Out of the 3 different types of whole house fans, standard fans move the greatest amount of air.
Insulated Door Fans
These fans solve the problem of the standard fans listed above, because they have insulated panels built in. With these fans installed, you'll be able to completely seal off your unit during the winter time so your home doesn't lose heat out through the attic.
Another pro of insulated door fans is that they are quieter than standard fans.
What Size Whole House Fan Do I Need?
Whole house fans are rated by how many cubic feet per minute of air that they can move throughout your home. The bigger house you have, the higher the CFM rating of the fan that you're looking for.
You can calculate the size of whole house fan that you need by taking the square footage of your home (assuming 8ft ceilings) and multiplying it by 3.
Whatever size fan you decide to get, you need to make sure that your attic is vented properly so that it can allow the air that your fan brings in to be sent back outside. You need around 1 sq ft of venting in your attic for every 750CFM that your whole house fan is.
When Should I Run My Whole House Fan?
You should only use your whole house fan when you're not using your air conditioning. You don't want to expel your cold air that you're paying an electric bill to produce.
You should also only use your whole house fan when the outdoor air is cooler than the air in your house. The fan can cool your house off to at least outside temperatures, but no more than that.

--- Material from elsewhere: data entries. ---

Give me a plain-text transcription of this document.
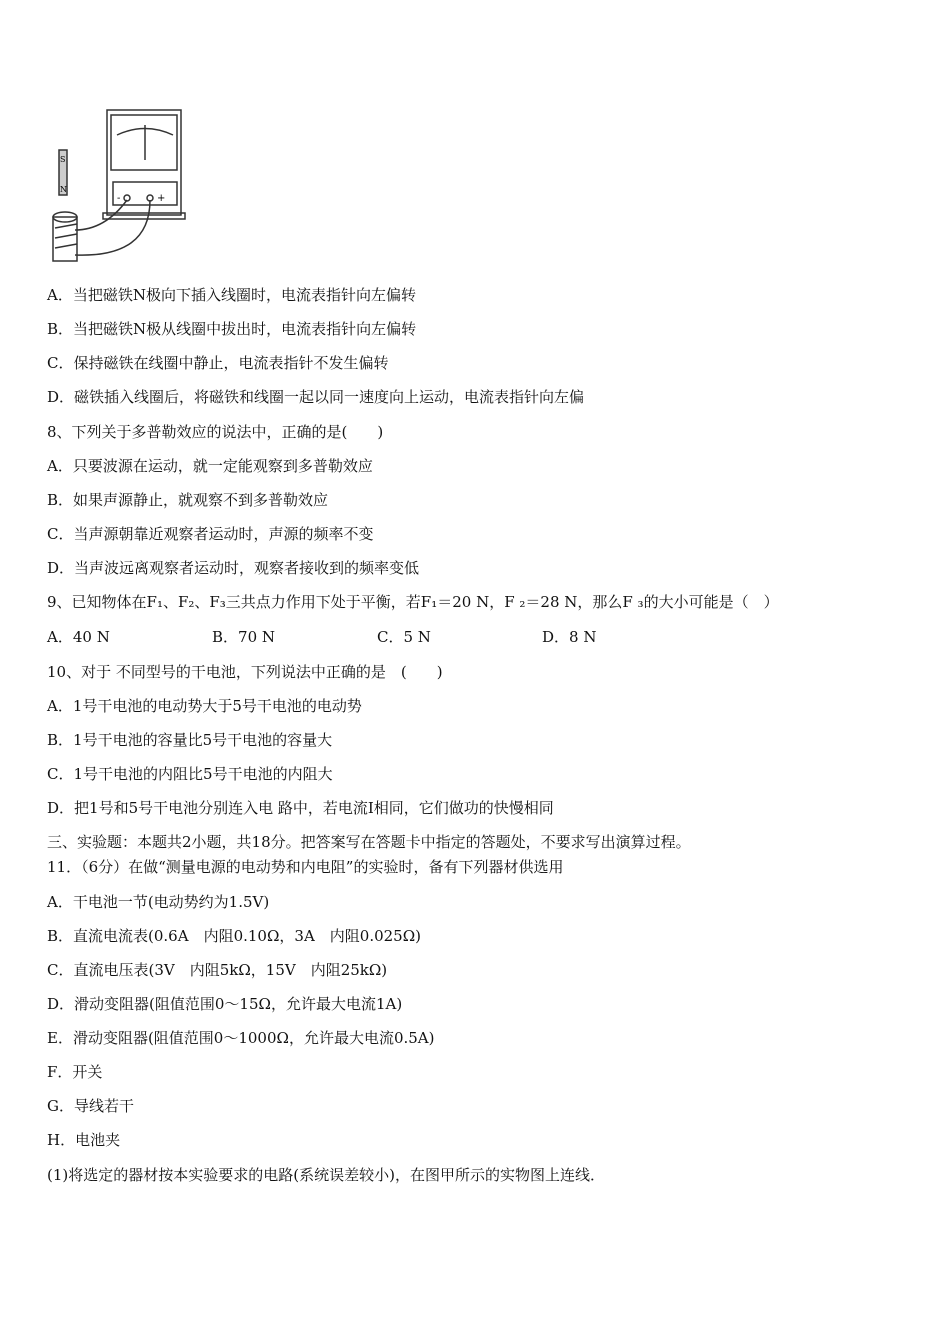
S
N
-	+
A．当把磁铁N极向下插入线圈时，电流表指针向左偏转
B．当把磁铁N极从线圈中拔出时，电流表指针向左偏转
C．保持磁铁在线圈中静止，电流表指针不发生偏转
D．磁铁插入线圈后，将磁铁和线圈一起以同一速度向上运动，电流表指针向左偏
8、下列关于多普勒效应的说法中，正确的是(　　)
A．只要波源在运动，就一定能观察到多普勒效应
B．如果声源静止，就观察不到多普勒效应
C．当声源朝靠近观察者运动时，声源的频率不变
D．当声波远离观察者运动时，观察者接收到的频率变低
9、已知物体在F₁、F₂、F₃三共点力作用下处于平衡，若F₁＝20 N，F ₂＝28 N，那么F ₃的大小可能是（　）
A．40 N	B．70 N	C．5 N	D．8 N
10、对于 不同型号的干电池，下列说法中正确的是　(　　)
A．1号干电池的电动势大于5号干电池的电动势
B．1号干电池的容量比5号干电池的容量大
C．1号干电池的内阻比5号干电池的内阻大
D．把1号和5号干电池分别连入电 路中，若电流I相同，它们做功的快慢相同
三、实验题：本题共2小题，共18分。把答案写在答题卡中指定的答题处，不要求写出演算过程。
11．（6分）在做“测量电源的电动势和内电阻”的实验时，备有下列器材供选用
A．干电池一节(电动势约为1.5V)
B．直流电流表(0.6A　内阻0.10Ω，3A　内阻0.025Ω)
C．直流电压表(3V　内阻5kΩ，15V　内阻25kΩ)
D．滑动变阻器(阻值范围0～15Ω，允许最大电流1A)
E．滑动变阻器(阻值范围0～1000Ω，允许最大电流0.5A)
F．开关
G．导线若干
H．电池夹
(1)将选定的器材按本实验要求的电路(系统误差较小)，在图甲所示的实物图上连线．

Make sure windows are open in your house to allow the fan to bring air in from outside. If it's not properly vented, the fan cause gas-burning appliances to backdraft fumes into your home that can be toxic to your family. Carbon monoxide is one of these. For this reason, you should have carbon monoxide detectors in your home if you have a whole house fan running, especially at night.
You should also not have a fire active in your home while running your whole house fan, whether gas or a wood fire in a fireplace.

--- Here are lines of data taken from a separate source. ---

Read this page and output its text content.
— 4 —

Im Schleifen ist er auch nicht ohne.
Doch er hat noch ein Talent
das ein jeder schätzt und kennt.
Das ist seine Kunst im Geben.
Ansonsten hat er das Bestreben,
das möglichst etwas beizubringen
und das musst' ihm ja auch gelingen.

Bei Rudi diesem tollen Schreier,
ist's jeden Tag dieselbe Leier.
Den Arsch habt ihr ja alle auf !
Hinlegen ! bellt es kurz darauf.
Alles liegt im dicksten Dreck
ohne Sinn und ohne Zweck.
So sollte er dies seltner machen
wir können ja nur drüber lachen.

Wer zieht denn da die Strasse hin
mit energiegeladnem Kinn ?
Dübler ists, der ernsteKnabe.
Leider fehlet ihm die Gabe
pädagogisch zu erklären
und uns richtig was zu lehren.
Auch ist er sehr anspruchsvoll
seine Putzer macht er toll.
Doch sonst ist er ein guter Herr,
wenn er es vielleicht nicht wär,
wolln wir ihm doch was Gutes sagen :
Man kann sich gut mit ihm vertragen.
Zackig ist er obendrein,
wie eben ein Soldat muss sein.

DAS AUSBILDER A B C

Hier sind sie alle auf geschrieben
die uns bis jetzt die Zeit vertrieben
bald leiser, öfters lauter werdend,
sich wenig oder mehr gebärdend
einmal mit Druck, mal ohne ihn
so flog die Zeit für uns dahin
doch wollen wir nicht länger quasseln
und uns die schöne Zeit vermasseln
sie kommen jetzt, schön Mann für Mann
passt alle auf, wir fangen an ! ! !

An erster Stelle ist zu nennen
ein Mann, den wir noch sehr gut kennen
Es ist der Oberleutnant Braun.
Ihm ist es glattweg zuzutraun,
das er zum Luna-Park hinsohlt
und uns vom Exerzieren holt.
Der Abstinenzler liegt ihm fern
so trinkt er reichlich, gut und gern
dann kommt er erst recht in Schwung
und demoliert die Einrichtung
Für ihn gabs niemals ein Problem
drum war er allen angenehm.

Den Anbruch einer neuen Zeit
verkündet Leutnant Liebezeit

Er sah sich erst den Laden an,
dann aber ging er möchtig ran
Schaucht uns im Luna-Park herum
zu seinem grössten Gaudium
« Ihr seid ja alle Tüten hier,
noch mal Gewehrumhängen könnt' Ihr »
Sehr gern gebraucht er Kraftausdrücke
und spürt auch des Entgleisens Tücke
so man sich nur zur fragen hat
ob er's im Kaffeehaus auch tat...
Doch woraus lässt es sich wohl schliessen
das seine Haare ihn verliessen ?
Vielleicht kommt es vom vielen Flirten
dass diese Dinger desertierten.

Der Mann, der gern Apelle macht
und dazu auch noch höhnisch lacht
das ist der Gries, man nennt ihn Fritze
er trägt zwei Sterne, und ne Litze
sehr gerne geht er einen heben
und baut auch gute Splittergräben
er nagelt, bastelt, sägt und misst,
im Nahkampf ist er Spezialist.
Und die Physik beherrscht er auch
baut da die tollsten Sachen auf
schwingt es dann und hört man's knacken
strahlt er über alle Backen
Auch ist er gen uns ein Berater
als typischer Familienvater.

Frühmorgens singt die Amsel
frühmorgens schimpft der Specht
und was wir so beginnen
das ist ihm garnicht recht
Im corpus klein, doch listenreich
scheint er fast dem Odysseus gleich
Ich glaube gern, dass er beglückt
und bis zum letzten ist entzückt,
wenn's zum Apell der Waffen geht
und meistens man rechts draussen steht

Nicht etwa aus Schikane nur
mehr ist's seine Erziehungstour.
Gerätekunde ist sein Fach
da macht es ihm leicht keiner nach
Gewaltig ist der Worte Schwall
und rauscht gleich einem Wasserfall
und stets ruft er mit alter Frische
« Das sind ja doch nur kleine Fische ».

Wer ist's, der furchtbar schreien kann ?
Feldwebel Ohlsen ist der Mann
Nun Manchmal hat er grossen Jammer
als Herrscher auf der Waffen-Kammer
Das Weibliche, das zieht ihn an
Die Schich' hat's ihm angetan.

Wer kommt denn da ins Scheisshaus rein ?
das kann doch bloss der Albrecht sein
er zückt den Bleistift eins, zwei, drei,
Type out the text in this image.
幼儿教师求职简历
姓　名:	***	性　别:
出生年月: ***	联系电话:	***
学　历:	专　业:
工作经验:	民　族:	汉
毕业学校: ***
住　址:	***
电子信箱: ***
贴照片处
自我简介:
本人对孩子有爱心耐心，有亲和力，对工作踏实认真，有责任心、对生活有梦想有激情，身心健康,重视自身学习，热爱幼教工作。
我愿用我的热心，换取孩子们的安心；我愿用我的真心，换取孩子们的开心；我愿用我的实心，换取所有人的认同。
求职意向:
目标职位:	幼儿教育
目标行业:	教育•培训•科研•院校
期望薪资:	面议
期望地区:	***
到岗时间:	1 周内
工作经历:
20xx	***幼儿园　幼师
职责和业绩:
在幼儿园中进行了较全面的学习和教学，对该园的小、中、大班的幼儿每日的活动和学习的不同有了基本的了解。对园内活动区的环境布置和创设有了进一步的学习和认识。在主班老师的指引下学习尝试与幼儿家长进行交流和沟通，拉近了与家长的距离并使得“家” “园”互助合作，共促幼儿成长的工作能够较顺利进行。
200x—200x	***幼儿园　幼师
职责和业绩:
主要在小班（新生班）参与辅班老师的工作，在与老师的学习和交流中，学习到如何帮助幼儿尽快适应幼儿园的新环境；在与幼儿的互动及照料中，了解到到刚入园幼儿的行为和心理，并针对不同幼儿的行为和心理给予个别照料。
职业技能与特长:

Can I Run My Whole House Fan All Night?
You can definitely run your whole house fan throughout the night. It can help keep your home cooler for longer during the day before the heat of the afternoon hits.
But, you still need to have your windows open to keep the ventilation in the home appropriate for the fan. As mentioned before, whole house fans cannot be run safely without windows or doors open due to issues with causing fume backdrafting from gas appliances.